Am I self critical because I tend to take on too much responsibility or am I truly flakey?
Will paying my roommate’s rent be a good move for stability or am I falling into bad patterns?
Am I moving for the reasons that I think I am?
Why does this thing that my partner does that used to turn me on disgust me now?
Why do I laugh when I am angry?
These are the kinds of questions that you can use astrology to find and then to ask. People don’t just get into astrology out of the blue for no reason. You have a question. You are interested in something. That curiosity is what makes the art of divination come alive, what saves storytelling from being entertainment and what transforms it into participation.
And guess what? Astrologers are curious about you. We’re not some kind of Yoda like human who is channeling the spirits for no reason. We got into our practices because we are interested in people and we want to hold your curiosity with you. Most of us, anyway. You can practice astrology if you are curious about the people who you work with. That’s what I think.
Be curious. Ask. Be precise because your imagination thrives on details. Give your compassion because curiosity can turn into criticality if you’re unkind. Participate. Participate in your own divination! Do all of those things and you will find your questions. If you can look for them, truly look for them and find them, then you might even find your answer.

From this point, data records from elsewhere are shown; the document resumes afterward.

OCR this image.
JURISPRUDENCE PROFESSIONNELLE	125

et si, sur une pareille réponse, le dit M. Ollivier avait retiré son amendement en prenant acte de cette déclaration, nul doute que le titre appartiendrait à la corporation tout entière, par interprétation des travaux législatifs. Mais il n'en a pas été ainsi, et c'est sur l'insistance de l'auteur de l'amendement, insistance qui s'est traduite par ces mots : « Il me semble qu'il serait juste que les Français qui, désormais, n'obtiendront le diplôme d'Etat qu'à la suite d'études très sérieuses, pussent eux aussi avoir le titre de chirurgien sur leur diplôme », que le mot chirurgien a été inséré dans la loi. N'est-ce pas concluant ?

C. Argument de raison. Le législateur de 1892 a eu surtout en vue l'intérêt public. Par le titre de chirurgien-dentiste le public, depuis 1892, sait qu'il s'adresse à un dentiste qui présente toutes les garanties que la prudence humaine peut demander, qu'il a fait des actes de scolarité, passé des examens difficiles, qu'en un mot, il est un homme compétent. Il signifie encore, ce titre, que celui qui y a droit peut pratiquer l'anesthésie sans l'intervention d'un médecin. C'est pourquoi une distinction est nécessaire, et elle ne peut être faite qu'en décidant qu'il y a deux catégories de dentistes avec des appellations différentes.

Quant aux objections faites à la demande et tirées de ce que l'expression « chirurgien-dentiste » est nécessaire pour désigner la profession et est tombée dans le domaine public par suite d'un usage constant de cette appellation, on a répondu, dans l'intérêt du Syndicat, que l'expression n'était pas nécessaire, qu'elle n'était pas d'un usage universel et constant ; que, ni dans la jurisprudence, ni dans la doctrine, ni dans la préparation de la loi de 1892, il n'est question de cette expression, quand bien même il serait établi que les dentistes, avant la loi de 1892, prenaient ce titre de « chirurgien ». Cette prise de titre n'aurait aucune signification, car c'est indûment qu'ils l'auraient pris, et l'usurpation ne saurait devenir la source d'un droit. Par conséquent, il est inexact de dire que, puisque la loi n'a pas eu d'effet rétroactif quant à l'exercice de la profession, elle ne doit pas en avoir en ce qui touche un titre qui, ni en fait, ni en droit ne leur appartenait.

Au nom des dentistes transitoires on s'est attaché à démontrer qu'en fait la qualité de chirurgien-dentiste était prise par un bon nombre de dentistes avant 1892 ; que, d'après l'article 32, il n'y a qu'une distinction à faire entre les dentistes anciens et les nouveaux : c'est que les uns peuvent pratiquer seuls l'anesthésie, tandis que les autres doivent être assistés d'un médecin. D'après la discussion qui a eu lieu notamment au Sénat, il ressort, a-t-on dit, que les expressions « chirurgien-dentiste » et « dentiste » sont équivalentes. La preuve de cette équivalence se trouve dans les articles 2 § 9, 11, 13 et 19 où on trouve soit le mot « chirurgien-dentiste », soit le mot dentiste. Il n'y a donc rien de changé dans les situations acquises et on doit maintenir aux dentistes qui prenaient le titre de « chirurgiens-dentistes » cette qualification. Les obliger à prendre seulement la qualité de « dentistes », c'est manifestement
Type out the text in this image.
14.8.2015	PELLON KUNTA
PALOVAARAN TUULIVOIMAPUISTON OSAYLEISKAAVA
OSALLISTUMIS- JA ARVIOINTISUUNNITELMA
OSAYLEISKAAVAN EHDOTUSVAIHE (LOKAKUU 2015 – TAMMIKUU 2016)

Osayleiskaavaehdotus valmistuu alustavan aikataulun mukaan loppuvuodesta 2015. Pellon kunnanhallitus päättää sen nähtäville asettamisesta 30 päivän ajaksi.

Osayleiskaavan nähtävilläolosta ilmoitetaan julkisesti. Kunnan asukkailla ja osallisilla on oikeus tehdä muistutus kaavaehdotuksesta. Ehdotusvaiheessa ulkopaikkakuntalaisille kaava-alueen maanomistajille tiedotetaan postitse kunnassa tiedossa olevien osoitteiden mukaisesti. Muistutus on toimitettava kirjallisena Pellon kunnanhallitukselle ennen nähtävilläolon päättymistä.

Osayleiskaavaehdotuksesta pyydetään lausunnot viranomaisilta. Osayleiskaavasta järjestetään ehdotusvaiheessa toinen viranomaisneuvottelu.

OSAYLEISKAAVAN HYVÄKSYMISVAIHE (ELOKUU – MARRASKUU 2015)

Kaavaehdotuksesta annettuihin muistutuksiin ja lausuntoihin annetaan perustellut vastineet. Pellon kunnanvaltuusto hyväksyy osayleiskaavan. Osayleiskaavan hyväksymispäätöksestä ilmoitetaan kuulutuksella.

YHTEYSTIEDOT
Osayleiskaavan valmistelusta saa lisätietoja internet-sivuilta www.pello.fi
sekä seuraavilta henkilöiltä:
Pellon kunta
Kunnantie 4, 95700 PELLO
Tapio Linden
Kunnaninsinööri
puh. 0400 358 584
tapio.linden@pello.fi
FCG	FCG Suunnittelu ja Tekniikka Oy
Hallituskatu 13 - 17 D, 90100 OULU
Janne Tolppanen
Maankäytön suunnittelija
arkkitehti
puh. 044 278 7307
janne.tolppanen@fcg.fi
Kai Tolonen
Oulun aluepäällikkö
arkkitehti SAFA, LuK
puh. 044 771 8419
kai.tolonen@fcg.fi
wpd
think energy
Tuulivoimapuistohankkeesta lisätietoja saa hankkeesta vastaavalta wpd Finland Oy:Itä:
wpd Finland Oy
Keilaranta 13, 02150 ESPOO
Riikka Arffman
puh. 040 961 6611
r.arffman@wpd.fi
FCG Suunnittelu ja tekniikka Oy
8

And I know—not every setting is the right one for showing your curious side. It takes some level of trust and not every moment is the right one for a reading. That’s true. If you’re sitting with an astrologer and you have no questions that you want to ask them because it’s not the right setting or the right astrologer or the right moment? The astrologer might give a party trick and you might be happy with that if you truly don’t have any questions for them. You might not be happy if you actually did have a question that you didn’t know how to ask.